[I]t cannot be called virtue [virtù] to kill one’s fellow citizens, to betray one’s friends, to be without loyalty, without mercy, without religion; by such methods one can acquire power, but not glory.
The Italian word virtù has many meanings depending on its context, including skill, ability, vigor, and manliness. Here, this word also carries the English meaning of “virtue” with its evocation of goodness. Machiavelli, sometimes accused of having an amoral attitude towards power—whatever works, justifies the means—asserts that what makes a “good” prince does have limits: Using Agathocles the Sicilian as a teaching point, a man can have the skill to make himself a prince, but ruthless and immoral methods exclude him from consideration as one of the finest and most admired men.
[I]f everything is carefully considered, it will be found that something which seems a virtue [virtù] would, if practiced, become his ruin, and some other thing, which seems a vice, would, if practiced, result in his security and well-being.

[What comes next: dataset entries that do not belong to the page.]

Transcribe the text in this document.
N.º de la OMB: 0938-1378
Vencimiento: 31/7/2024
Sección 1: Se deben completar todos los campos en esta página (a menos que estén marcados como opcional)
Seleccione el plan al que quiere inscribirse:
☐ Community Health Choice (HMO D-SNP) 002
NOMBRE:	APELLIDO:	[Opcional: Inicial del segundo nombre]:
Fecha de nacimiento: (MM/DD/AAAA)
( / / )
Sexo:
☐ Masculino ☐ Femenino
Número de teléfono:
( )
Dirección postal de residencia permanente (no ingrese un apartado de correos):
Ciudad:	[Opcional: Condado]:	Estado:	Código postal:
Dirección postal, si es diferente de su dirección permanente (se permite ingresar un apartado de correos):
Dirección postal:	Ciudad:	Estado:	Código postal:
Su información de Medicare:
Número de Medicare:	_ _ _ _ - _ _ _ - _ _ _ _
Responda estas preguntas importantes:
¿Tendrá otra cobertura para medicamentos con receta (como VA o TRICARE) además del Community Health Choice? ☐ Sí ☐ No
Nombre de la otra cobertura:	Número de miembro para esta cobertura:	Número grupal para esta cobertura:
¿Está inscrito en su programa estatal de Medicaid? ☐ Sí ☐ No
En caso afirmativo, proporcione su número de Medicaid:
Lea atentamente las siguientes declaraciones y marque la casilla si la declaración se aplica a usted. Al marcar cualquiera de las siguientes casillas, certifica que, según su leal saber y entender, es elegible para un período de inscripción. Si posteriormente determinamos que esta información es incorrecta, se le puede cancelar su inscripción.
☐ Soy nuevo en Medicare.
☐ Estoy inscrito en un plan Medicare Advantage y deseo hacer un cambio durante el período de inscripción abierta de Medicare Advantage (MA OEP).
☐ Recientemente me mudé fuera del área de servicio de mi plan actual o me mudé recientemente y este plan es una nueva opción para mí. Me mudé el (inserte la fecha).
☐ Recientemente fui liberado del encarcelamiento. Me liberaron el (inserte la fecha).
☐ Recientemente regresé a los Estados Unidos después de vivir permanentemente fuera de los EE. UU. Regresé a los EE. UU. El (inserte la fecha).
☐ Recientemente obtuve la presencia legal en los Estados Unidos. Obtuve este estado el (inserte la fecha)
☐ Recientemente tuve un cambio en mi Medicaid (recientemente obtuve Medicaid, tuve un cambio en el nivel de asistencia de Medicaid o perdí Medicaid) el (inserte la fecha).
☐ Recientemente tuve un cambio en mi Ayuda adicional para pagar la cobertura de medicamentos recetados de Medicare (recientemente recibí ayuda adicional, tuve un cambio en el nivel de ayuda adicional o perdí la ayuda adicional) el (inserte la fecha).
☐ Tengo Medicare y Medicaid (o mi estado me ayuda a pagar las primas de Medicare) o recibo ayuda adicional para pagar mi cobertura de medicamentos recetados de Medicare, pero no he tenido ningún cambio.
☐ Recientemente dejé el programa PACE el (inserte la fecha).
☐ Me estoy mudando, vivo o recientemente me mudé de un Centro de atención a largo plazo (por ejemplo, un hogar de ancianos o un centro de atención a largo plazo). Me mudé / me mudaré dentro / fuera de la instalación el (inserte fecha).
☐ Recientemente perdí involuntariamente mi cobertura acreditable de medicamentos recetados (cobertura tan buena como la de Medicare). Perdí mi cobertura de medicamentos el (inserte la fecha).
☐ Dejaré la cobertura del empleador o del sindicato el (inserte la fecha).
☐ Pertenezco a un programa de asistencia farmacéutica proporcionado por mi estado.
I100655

Here, Machiavelli shows the flexibility towards definitions of virtue and vice that give him a reputation for amorality. He asserts that a prince cannot rely solely on the traditional understanding of virtues such as liberality, mercy, loyalty, kindness, honesty, and piety. If adhering to one of these virtues ruins him or his principality, the virtue becomes a vice. For example, if a prince shows too much mercy, he might let criminals run rampant, and the virtue will become a vice as his people are made miserable. If he hoards his assets, the vice of miserliness will become a virtue as he will have the money he needs to wage war.
The actions of a new prince are watched much more than those of an hereditary one, and when they are recognized as virtuous [virtuose], they attract men much more and bind them much more to him than ancient blood would do.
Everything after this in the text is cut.